Regulators shut down a bank in Illinois and two in Colorado on Friday, boosting to 51 the number of U.S. bank failures this year.
The latest closings come even as the overall pace of bank failures has slowed as the economy gradually improves and banks work their way through the bad debt accumulated during the financial crisis.
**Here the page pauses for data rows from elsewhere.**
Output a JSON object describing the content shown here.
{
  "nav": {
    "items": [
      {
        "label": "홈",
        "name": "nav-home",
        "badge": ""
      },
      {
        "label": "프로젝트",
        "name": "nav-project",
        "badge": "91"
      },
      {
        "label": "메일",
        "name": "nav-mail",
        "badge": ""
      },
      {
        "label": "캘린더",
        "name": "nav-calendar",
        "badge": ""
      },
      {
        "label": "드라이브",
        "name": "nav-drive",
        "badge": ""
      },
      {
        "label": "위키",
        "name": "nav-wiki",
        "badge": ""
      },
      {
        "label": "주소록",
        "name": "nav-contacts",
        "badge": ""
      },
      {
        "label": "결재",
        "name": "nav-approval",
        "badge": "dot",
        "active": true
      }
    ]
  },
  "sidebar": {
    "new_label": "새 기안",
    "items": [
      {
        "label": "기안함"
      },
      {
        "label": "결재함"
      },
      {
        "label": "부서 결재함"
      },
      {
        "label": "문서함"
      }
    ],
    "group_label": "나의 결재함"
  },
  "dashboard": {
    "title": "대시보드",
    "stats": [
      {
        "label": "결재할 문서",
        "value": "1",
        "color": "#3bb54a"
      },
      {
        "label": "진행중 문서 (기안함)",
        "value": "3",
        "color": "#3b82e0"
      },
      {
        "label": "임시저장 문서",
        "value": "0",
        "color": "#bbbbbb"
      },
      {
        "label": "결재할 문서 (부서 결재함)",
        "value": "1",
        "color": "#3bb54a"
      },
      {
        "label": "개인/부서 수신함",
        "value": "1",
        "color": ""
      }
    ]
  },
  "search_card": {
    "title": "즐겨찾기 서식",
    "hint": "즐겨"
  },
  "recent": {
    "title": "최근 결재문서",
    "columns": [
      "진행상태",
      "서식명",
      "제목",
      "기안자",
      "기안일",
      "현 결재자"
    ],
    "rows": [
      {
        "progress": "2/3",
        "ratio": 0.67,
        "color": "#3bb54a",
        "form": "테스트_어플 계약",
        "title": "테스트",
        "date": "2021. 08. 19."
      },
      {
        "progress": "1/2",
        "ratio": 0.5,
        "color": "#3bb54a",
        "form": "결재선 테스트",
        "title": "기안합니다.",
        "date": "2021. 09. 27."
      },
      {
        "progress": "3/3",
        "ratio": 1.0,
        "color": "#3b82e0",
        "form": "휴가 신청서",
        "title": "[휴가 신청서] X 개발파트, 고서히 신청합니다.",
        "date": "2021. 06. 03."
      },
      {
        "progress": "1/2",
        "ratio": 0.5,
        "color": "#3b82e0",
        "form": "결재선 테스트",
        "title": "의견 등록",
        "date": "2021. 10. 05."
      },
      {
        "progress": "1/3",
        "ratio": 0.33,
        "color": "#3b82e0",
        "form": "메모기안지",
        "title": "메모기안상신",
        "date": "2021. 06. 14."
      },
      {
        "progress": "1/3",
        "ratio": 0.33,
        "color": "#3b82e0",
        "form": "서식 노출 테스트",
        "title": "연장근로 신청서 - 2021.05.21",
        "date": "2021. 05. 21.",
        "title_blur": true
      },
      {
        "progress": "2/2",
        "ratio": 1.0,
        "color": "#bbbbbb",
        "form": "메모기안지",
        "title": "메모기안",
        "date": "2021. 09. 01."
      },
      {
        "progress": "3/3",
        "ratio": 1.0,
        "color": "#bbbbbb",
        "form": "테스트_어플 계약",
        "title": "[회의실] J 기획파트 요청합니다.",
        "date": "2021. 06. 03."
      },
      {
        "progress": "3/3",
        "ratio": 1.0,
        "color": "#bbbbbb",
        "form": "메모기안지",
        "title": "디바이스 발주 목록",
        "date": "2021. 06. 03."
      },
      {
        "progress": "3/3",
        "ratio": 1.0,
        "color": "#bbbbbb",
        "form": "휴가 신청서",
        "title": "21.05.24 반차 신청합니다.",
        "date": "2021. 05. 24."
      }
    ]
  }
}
Through July 9 last year, regulators had closed 90 banks.
The Federal Deposit Insurance Corp. on Friday seized First Chicago Bank & Trust in Chicago and Colorado Capital Bank in Castle Rock, Colo., and Signature Bank, in Windsor, Colo.
Northbrook Bank & Trust Co., based in Northbrook, Ill., agreed to assume the deposits and a majority of the assets of First Chicago, which had about $959.3 million in assets and $887.5 million in deposits.
Northbrook paid the FDIC a premium of 0.50 percent for the failed bank's deposits and agreed to buy about $880.7 million of First Chicago's assets.
In addition, the FDIC and Northbrook Bank agreed to share losses on $699.8 million of First Chicago's assets.
First Citizens Bank & Trust Co., based in Raleigh, N.C., assumed all the deposits and essentially all the assets of Colorado Capital, which had about $717.5 million in assets and $672.8 million in deposits.
The FDIC and First Citizens also agreed to share losses on $580 million of Colorado Capital's assets.
"We look forward to working with existing clients and establishing new relationships in the days to come," said B. Holding Jr., First Citizens Bank's CEO said in a statement. The bank is a unit of First Citizens BancShares.
Points West Community Bank, based in Julesburg, Colo., agreed to assume Signature Bank's $64.5 million in deposits and essentially all of its $66.7 million in assets.
The two bank failures are expected to cost the deposit insurance fund $590.4 million, combined.
In all, four banks have failed in Colorado this year. First Chicago is the fifth lender to collapse this year in Illinois.
In 2010 regulators seized 157 banks, the most in a year since the savings-and-loan crisis two decades ago.
The FDIC has said that 2010 likely would mark the peak for bank failures.
There were 140 bank failures in 2009, costing the insurance fund about $36 billion. The failures last year cost around $21 billion, a lower price tag because the banks that failed in 2010 were smaller on average. Twenty-five banks failed in 2008, the year the financial crisis struck with force; only three were closed in 2007.
From 2008 through 2010, bank failures cost the fund $76.8 billion. The deposit insurance fund fell into the red in 2009. With failures slowing, its deficit narrowed in the first quarter of this year and stood at about $1 billion as of March 31.
The FDIC expects the cost of resolving failed banks to total around $52 billion from 2010 through 2014.
Depositors' money _ insured up to $250,000 per account _ is not at risk, with the FDIC backed by the government. That insurance cap was made permanent in the financial overhaul law enacted last July.
The number of banks on the FDIC's confidential "problem" list edged up to 888 in the January-March quarter from 884 as of Dec. 31. The 888 troubled banks is the highest number since 1993, during the savings-and-loan crisis. But that doesn't mean the pace of bank failures is likely to accelerate again because, historically, only 19 percent of the banks on the "problem" list actually fail.